The EXT step does the following:
-
Loading data from flat files to staging tables
Flat files created by Extractor Engine are copied from flat files to staging tables (naming convention: *_SRC and *_DEL_SRC).
-
Cleaning data with null/duplicated business key
- The system checks the data type and data length from the flat files. The system also checks if the data field is null. It is required that the data is not null. Rejected data is loaded to the VALF (validation fail) tables (naming convention: *_VALF). The VALF tables have the same table structures but all fields’ data type is
VARCHAR (50000)
, which is to make sure that the data is not rejected again. -
The system checks if there is duplicated data based on the is_bk attribute defined in the source entity. Duplicated data is moved to the VALF tables as well.
- The system checks the data type and data length from the flat files. The system also checks if the data field is null. It is required that the data is not null. Rejected data is loaded to the VALF (validation fail) tables (naming convention: *_VALF). The VALF tables have the same table structures but all fields’ data type is
-
Generating hash codes for records
The system generates a hash code for each record and puts the hash code to the MD_HASH_CODE field. The system use the hash code to compare table for data updates.
-
Prefilling data from snapshot tables to make sure that records can be joined in the SSI step.
To reduce the load on the PPM database, Extractor Engine only extracts changed data. The system puts all data that was loaded to snapshot tables (naming convention: *_TSNP) in the TSNP step. In the EXT step, the system pulls data back from the snapshot tables, to make sure that all data can be joined in the SSI step.
-
Checking for updated, deleted, and inserted data
- Through comparing snapshot tables (naming convention: *_TSNP), the system tags data with
UPD
for update andNEW
for insert. -
Extractor Engine extracts the business key fields for all records from the PPM database and compare it with the snapshot tables for deleted records.
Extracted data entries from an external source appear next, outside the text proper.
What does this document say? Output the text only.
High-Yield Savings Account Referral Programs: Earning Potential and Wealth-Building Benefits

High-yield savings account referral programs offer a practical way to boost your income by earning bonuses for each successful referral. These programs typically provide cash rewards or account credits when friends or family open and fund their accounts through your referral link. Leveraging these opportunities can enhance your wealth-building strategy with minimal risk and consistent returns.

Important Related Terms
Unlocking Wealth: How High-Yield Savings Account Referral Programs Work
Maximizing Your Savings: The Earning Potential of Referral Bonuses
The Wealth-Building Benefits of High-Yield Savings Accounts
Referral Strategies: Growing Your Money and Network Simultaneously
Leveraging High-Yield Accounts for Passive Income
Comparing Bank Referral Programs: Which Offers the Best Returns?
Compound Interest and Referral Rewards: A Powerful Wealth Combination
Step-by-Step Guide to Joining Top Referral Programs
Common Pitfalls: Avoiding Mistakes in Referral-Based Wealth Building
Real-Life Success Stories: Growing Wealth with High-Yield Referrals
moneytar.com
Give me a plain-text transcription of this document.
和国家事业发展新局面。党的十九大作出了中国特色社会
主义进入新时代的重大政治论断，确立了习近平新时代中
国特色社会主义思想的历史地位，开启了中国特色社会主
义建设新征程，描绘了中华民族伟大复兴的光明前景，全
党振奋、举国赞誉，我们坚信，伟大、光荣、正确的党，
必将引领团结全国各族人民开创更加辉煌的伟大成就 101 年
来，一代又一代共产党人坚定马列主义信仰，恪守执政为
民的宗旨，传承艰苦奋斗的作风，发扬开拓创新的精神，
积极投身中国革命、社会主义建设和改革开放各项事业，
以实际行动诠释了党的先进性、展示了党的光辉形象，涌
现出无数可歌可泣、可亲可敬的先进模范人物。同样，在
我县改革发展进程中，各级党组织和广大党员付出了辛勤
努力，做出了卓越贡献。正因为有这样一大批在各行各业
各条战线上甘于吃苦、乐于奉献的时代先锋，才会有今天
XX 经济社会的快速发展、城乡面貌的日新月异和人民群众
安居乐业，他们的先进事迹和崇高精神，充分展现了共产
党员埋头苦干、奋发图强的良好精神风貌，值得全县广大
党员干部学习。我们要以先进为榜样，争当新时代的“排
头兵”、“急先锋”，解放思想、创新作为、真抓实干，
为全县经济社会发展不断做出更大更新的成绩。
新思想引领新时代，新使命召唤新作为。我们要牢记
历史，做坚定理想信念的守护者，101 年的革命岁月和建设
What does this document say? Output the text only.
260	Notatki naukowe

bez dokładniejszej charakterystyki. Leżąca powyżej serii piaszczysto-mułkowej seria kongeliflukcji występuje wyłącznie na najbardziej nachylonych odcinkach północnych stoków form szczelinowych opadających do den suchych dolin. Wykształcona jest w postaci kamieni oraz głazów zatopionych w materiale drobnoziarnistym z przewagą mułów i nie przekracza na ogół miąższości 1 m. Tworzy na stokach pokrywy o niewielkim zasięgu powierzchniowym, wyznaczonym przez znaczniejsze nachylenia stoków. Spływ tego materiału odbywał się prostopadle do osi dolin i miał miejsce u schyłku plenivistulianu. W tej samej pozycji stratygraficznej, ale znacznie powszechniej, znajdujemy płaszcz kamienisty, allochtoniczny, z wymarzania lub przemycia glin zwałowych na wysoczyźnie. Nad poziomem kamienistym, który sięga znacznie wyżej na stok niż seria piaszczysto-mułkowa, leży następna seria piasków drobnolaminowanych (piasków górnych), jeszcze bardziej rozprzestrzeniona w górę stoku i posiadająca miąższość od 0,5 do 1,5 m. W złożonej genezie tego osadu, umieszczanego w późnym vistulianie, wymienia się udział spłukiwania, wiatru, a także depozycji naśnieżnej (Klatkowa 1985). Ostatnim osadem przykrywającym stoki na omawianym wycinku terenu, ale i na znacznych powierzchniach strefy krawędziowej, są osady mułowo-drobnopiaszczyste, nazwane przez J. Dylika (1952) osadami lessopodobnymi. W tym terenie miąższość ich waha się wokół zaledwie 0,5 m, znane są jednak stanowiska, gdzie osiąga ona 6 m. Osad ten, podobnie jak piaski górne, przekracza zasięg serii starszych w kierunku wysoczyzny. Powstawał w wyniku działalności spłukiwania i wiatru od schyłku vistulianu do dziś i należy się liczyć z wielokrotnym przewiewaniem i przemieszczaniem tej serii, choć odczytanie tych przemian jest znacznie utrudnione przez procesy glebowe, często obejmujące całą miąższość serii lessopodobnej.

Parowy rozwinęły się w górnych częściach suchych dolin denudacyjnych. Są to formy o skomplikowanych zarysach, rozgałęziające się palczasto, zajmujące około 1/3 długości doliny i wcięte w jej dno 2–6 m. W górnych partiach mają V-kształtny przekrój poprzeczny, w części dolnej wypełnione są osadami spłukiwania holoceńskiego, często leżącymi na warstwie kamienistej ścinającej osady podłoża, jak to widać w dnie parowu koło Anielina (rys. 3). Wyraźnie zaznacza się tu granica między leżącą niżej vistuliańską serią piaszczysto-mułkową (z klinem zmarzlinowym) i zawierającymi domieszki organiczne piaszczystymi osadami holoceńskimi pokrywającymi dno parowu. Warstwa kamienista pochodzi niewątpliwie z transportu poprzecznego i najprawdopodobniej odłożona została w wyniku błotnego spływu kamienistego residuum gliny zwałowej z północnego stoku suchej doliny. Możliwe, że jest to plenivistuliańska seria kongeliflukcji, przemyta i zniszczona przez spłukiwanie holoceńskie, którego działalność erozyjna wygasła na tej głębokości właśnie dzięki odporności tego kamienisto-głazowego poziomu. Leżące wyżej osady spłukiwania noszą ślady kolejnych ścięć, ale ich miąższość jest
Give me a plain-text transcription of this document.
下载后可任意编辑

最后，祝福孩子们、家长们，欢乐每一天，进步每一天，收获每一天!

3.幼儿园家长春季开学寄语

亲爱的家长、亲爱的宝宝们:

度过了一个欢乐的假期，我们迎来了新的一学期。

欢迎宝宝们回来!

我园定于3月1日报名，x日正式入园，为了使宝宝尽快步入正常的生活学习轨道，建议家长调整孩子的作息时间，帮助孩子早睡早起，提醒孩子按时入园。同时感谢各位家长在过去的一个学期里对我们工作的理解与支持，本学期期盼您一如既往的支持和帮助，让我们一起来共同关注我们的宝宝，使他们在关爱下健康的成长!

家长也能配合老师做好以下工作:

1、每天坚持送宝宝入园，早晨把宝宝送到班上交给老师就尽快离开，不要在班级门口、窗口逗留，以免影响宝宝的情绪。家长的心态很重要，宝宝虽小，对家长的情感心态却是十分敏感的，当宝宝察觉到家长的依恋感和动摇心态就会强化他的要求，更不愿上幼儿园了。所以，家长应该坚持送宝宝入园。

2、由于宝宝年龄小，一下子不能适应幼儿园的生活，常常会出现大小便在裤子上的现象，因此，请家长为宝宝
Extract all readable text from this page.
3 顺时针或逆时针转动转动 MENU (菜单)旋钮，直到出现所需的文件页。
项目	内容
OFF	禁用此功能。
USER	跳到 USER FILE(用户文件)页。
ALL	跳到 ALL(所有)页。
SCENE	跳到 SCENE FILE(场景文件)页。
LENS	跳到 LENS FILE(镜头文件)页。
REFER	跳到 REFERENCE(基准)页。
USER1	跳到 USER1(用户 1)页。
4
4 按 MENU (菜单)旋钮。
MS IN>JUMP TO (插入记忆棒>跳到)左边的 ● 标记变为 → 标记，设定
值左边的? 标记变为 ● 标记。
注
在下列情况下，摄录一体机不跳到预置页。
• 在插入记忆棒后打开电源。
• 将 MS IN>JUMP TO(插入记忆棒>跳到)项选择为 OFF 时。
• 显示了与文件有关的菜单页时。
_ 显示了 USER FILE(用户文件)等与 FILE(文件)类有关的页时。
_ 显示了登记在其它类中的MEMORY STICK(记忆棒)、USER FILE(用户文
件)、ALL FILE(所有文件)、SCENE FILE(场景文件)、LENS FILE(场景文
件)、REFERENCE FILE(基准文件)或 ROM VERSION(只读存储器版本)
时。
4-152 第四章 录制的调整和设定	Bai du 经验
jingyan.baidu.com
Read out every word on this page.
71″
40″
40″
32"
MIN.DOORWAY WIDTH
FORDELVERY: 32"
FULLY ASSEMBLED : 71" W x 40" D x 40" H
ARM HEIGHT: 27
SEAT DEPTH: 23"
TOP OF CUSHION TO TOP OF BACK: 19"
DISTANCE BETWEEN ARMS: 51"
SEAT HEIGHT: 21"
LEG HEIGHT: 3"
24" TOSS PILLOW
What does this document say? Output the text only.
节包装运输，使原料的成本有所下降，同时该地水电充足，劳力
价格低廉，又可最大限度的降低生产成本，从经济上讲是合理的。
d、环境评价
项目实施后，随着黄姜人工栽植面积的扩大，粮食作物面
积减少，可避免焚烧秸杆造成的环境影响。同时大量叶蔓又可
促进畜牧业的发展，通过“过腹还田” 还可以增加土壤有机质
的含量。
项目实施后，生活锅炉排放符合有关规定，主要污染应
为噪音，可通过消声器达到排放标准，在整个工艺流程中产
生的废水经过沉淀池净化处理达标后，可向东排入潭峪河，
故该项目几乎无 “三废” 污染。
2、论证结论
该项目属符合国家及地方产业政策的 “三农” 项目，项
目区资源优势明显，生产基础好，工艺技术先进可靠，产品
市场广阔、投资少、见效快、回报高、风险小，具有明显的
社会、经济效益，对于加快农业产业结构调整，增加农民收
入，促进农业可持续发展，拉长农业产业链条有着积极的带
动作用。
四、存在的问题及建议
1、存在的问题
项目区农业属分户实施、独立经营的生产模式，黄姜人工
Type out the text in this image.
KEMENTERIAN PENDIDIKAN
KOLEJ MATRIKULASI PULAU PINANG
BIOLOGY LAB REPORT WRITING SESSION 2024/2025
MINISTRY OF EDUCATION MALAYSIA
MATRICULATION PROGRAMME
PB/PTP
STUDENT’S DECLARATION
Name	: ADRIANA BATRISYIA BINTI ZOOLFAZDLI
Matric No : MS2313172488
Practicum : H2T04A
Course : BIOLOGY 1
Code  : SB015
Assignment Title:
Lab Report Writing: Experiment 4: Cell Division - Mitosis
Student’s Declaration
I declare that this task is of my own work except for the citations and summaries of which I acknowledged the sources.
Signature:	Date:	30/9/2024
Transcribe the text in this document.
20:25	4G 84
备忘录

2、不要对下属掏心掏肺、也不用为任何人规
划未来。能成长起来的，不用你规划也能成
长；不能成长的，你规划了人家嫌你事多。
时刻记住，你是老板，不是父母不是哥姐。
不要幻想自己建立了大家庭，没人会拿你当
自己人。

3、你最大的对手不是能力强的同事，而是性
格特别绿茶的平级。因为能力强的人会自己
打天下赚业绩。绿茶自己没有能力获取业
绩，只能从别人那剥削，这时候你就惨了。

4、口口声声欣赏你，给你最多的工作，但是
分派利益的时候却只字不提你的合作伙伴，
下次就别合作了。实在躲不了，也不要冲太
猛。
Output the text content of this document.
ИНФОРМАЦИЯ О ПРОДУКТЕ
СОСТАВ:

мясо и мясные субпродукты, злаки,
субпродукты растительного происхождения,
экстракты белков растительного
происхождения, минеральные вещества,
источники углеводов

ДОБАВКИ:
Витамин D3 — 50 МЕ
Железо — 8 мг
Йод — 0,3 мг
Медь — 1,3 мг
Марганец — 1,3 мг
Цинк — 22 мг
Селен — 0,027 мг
- Through comparing snapshot tables (naming convention: *_TSNP), the system tags data with
The following table lists the key staging tables.
Table Name |
Table Description |
---|---|
<STREAM_NAME>_<SOURCE_ENTITY_NAME>_<MD_SOURCE_INSTANCE_ID>_SRC |
Stores data loaded from flat files for further process. |
<STREAM_NAME>_<SOURCE_ENTITY_NAME>_<MD_SOURCE_INSTANCE_ID>_SRC |
Contains all business key fields, used for detecting deleted data. |
<STREAM_NAME>_<SOURCE_ENTITY_NAME>_<MD_SOURCE_INSTANCE_ID>_TSNP |
Contains all data that was loaded and the history of records. |
<STREAM_NAME>_<SOURCE_ENTITY_NAME>_<MD_SOURCE_INSTANCE_ID>_VALF |
Stores rejected data. |
<STREAM_NAME>_<SOURCE_ENTITY_NAME>_<MD_SOURCE_INSTANCE_ID>_EXT |
Contains data that has been processed in the EXT step and is going to be passed to the SSI step. |
Most of the staging tables in this step contains the following fields.
Field Name |
Field Description |
---|---|
MD_BATCH_ID |
Data Batch ID. Extractor Engine puts data to flat files and gives a batch ID for those data. Administrators can use this ID to track the data in the staging tables and the target tables, and also check Extractor Engine and Flow Engine log files during troubleshooting. |
MD_PROCESS_ID |
ETL process ID. Flow Engine generates process ID and stores the ID in tables. Administrators can use the ID to check the Flow Engine log and the process status in the Derby database. |
MD_SOURCE_INSTANCE_ID |
Source Instance ID. System assigns an ID for PPM instance when the administrator registers a new PPM instance to the system. Vertica for PPM users can use this ID to separate data from different PPM instances. |
MD_FLAG |
Indicates whether this row is new, is updated, or needs to be deleted. |
MD_PF_FLAG |
Indicates whether row is prefilled.
|
MD_BUSINESS_KEY |
Primary key that is mapped to one or more source columns. The system concatenates MD_SOURCE_INSTANCE_ID as part of MD_BUSINESS_KEY. |
MD_HASH_CODE |
Stores system-generated hash codes. The system compares this field with the snapshot tables for data update. |